UK gov’t proposes heavy fines for tax avoidance enablers

Jane Ellison
Jane Ellison

The U.K. government is planning to impose large fines for service providers and consultants who advise clients on how to avoid tax with schemes that are found to be unlawful.

A consultation document by HM Revenue and Customs seeks to impose new sanctions for lawyers, accountants, banks and other advisers who design, market or facilitate the use of tax avoidance arrangements which are defeated by HMRC in court.

Under the plans, enablers of tax avoidance would have to pay a fine of up to 100 percent of the tax the scheme’s user underpaid.

Jane Ellison, the financial secretary to the Treasury, who announced the public consultation, said, “These tough new sanctions will make would-be enablers think twice and in turn reduce the number of schemes on the market.”

She said the service providers “who peddle tax avoidance schemes deny the country of vital tax revenue and this government is determined to make sure they pay.”

The vast majority of tax avoidance schemes did not work, she added, and could land their users in court, facing large tax bills and other costs.

Service providers who advise on or facilitate tax avoidance are so far not deterred by existing penalties.

“Indeed, some judge that the business and reputational risks associated with HMRC defeating avoidance arrangements they have helped enable are outweighed by the financial rewards to them,” the consultation document noted.
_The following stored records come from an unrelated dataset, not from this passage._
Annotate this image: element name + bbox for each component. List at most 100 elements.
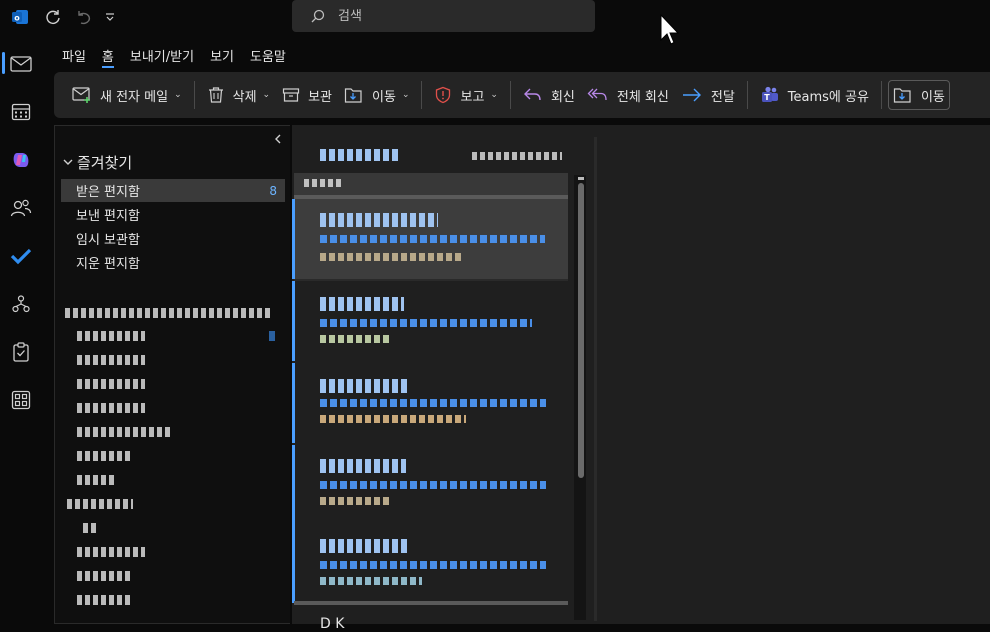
people-icon[interactable]	[8, 195, 34, 221]
search-icon	[311, 9, 325, 23]
redacted-subject	[320, 481, 546, 489]
redacted-sender	[320, 539, 408, 553]
archive-icon	[282, 88, 300, 102]
folder-deleted[interactable]: 지운 편지함	[61, 251, 285, 274]
new-mail-button[interactable]: 새 전자 메일 ⌄	[66, 79, 188, 111]
redacted-subject	[320, 399, 546, 407]
reply-icon	[523, 88, 541, 101]
redacted-list-title	[320, 149, 398, 161]
todo-icon[interactable]	[8, 243, 34, 269]
reading-pane	[600, 125, 990, 624]
delete-button[interactable]: 삭제 ⌄	[201, 79, 276, 111]
share-to-teams-button[interactable]: T Teams에 공유	[754, 79, 875, 111]
shield-report-icon	[436, 86, 451, 104]
move-label: 이동	[372, 89, 396, 105]
move-to-icon	[893, 88, 911, 103]
menu-bar: 파일 홈 보내기/받기 보기 도움말	[54, 40, 294, 70]
redacted-folder[interactable]	[77, 547, 145, 557]
move-to-button[interactable]: 이동	[887, 80, 950, 110]
redacted-folder[interactable]	[77, 379, 145, 389]
pane-splitter[interactable]	[594, 137, 597, 621]
undo-icon[interactable]	[73, 7, 93, 27]
report-button[interactable]: 보고 ⌄	[428, 79, 503, 111]
reply-all-icon	[587, 88, 607, 101]
redacted-count	[269, 331, 275, 341]
scrollbar-thumb[interactable]	[578, 183, 584, 478]
new-mail-label: 새 전자 메일	[100, 89, 169, 105]
tasks-icon[interactable]	[8, 339, 34, 365]
folder-inbox[interactable]: 받은 편지함 8	[61, 179, 285, 202]
message-item[interactable]	[292, 281, 568, 361]
collapse-pane-icon[interactable]	[274, 134, 282, 147]
redacted-folder[interactable]	[67, 499, 133, 509]
message-item[interactable]	[292, 363, 568, 443]
chevron-down-icon[interactable]: ⌄	[263, 90, 271, 100]
ribbon-divider	[193, 81, 195, 109]
scroll-up-button[interactable]	[578, 177, 584, 180]
redacted-sender	[320, 379, 408, 393]
folder-drafts[interactable]: 임시 보관함	[61, 227, 285, 250]
copilot-icon[interactable]	[8, 147, 34, 173]
redacted-preview	[320, 335, 390, 343]
menu-send-receive[interactable]: 보내기/받기	[122, 40, 202, 70]
ribbon-divider	[421, 81, 423, 109]
unread-indicator	[292, 445, 295, 525]
chevron-down-icon[interactable]: ⌄	[402, 90, 410, 100]
org-explorer-icon[interactable]	[8, 291, 34, 317]
redacted-folder[interactable]	[77, 355, 145, 365]
delete-label: 삭제	[232, 89, 257, 105]
chevron-down-icon[interactable]: ⌄	[490, 90, 498, 100]
app-rail	[0, 34, 40, 624]
redacted-folder[interactable]	[77, 451, 133, 461]
redacted-sender	[320, 297, 404, 311]
message-item[interactable]	[292, 525, 568, 603]
menu-file[interactable]: 파일	[54, 40, 94, 70]
redacted-folder[interactable]	[77, 571, 133, 581]
unread-indicator	[292, 525, 295, 603]
share-to-teams-label: Teams에 공유	[787, 89, 869, 105]
reply-all-button[interactable]: 전체 회신	[581, 79, 675, 111]
new-mail-icon	[72, 87, 90, 103]
folder-pane: 즐겨찾기 받은 편지함 8 보낸 편지함 임시 보관함 지운 편지함	[54, 125, 290, 624]
redacted-preview	[320, 577, 422, 585]
redacted-folder[interactable]	[83, 523, 99, 533]
redacted-folder[interactable]	[77, 331, 145, 341]
unread-count: 8	[269, 183, 277, 198]
menu-home[interactable]: 홈	[94, 40, 122, 70]
redacted-folder[interactable]	[77, 403, 145, 413]
redacted-account[interactable]	[65, 308, 273, 318]
redacted-folder[interactable]	[77, 595, 133, 605]
redacted-folder[interactable]	[77, 427, 173, 437]
redacted-filter[interactable]	[472, 152, 562, 160]
reply-button[interactable]: 회신	[517, 79, 581, 111]
forward-label: 전달	[710, 89, 735, 105]
redacted-group-label	[304, 179, 344, 187]
message-item[interactable]	[292, 199, 568, 279]
last-message-sender: D K	[320, 616, 345, 632]
ribbon-divider	[746, 81, 748, 109]
menu-help[interactable]: 도움말	[242, 40, 294, 70]
folder-sent[interactable]: 보낸 편지함	[61, 203, 285, 226]
customize-toolbar-icon[interactable]	[100, 7, 120, 27]
calendar-icon[interactable]	[8, 99, 34, 125]
forward-button[interactable]: 전달	[675, 79, 741, 111]
menu-view[interactable]: 보기	[202, 40, 242, 70]
sync-icon[interactable]	[43, 7, 63, 27]
folder-label: 임시 보관함	[76, 233, 140, 248]
mail-icon[interactable]	[8, 51, 34, 77]
chevron-down-icon[interactable]: ⌄	[174, 90, 182, 100]
more-apps-icon[interactable]	[8, 387, 34, 413]
message-item[interactable]	[292, 445, 568, 525]
search-input[interactable]	[338, 8, 538, 24]
outlook-logo-icon: o	[10, 7, 30, 27]
list-header	[292, 125, 592, 171]
favorites-header[interactable]: 즐겨찾기	[63, 152, 132, 173]
redacted-subject	[320, 561, 546, 569]
move-button[interactable]: 이동 ⌄	[338, 79, 415, 111]
archive-label: 보관	[308, 89, 333, 105]
archive-button[interactable]: 보관	[276, 79, 338, 111]
chevron-down-icon[interactable]	[63, 156, 73, 169]
redacted-folder[interactable]	[77, 475, 117, 485]
search-box[interactable]	[292, 0, 595, 32]
date-group-header[interactable]	[294, 173, 568, 195]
Government is acting now, it said, to root out tax avoidance at its source by targeting the supply chain of tax avoidance arrangements and financial sanctions would provide a tangible response.

The proposals come in addition to similar penalties for offshore tax evasion included in the 2016 Finance Bill.

Last year, members of parliament on the Public Accounts Committee issued a report accusing major accounting firms of promoting tax avoidance “on an industrial scale” by providing complex structures that “bear all the characteristics of a mass-marketed tax-avoidance scheme.”

The consultation document is expected to clarify rules regarding whether proven tax avoiders have taken reasonable care to ensure their tax returns do not contain inaccuracies, making it simpler to enforce penalties when avoidance schemes are defeated.

The new measures are aimed at anyone in the supply chain who benefits from an end user implementing tax avoidance arrangements and without whom the arrangements could not be implemented.

John Cullinane, tax policy director of the Chartered Institute of Taxation, said “The government need to be careful that in their efforts to wipe out avoidance schemes they don’t prevent taxpayers from getting access to honest, impartial advice on the law. Definitions will be crucial.”

It is far from clear that a definition drafted for “enabling” a criminal offense would be appropriate for defining an activity which, even if it is undesirable, is legal, provided all appropriate disclosures are made to the tax authorities, he said.

“We are concerned about a scenario where a taxpayer goes to their tax adviser for advice on risks attached to participating in a scheme, receives appropriate advice setting out these risks and the likelihood of the scheme being defeated, but decides to join the scheme despite this. It would be extremely harsh to penalize a tax adviser in this scenario where all the tax adviser has done is advise the taxpayer on the law as it stands.”

Mr. Cullinane said court cases on tax matters are not only about avoidance, but often simply disagreements between HMRC and taxpayers about how the rules operate and the courts are asked to adjudicate.

“Losing a case of this kind in the courts should not be seen as tax avoidance by the taxpayer or as enabling avoidance by their advisers,” he said.

The public consultation closes on Oct. 12.



  1. This has to be a first. Professionals advising clients as to what is or is not considered to be legal and proper tax planning being fined if years later the courts say it was not.

    Under a similar logic one should imprison those attorneys who defend criminals if their clients are found guilty. Why not? The attorney was helping them attempt to evade justice.

    In the past it was always the law that any person was entitled to arrange their affairs to minimize the money they give to the government.
    Now it is morally objectionable to do this and even perfectly legal tax planning is immoral and should not be undertaken.

    Hopefully this consultancy paper will go nowhere.

  2. Planning’s, sanctions, fines, providers and consultants. Oh please, Cayman has some of the “Best of the Best” Lawyers. Whether they are foreign or local; and there are more than one way getting rid of a cat.